Timwi wrote:
Oliver Pereira wrote:
Another question, though: Does someone who creates a derived work from one of our articles have to link back to the actual version of the article that they used to create the derived work, or is linking to the current version of the article acceptable?
I'm in no way an expert, but looking at the practical implications of such a requirement, it would seem that such a requirement would make the GFDL useless for most purposes. Hardly any webmaster would archive every past version of a page.
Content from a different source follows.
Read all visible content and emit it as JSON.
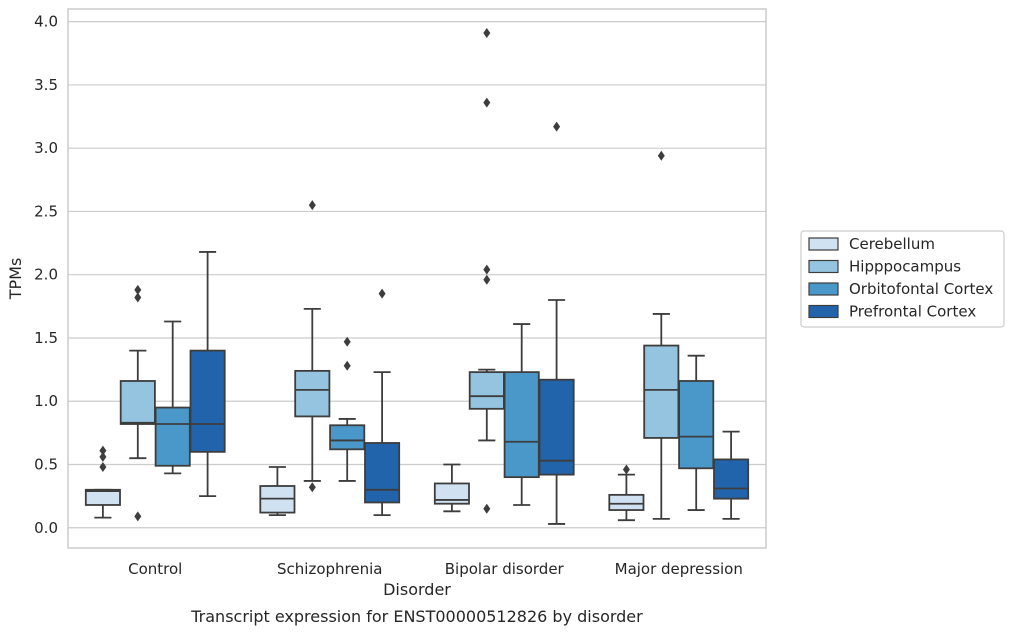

Well, the GFDL doesn't actually require that the original work be provided at all; only that the derived work itself be provided in "transparent" form. With normal text this just means that you have to provide the derived work; with wiki-text, since "transparent" is derived as the wiki-markup version, someone who makes an HTML/ASCII/whatever derived work would have to provide the wiki-text, which is sometimes onerous to make them do. Thus you can just let them link to wikipedia, where the text can be found. I think reading the GFDL it actually is the exact work you derived from that legally should be provided, but as all past versions are archived by wikipedia anyway, simply linking to the wikipedia page should suffice. If someone wanted to be pedantic they could link to the specific page in the history instead of the "current version," but I think that would have adverse consequences (like people reading out of date articles). At most I think it might be reasonable for them to cite the date they took it off wikipedia, and then someone can search through the page history themselves to find that version (citing the date you used an online source is a pretty good idea anyway).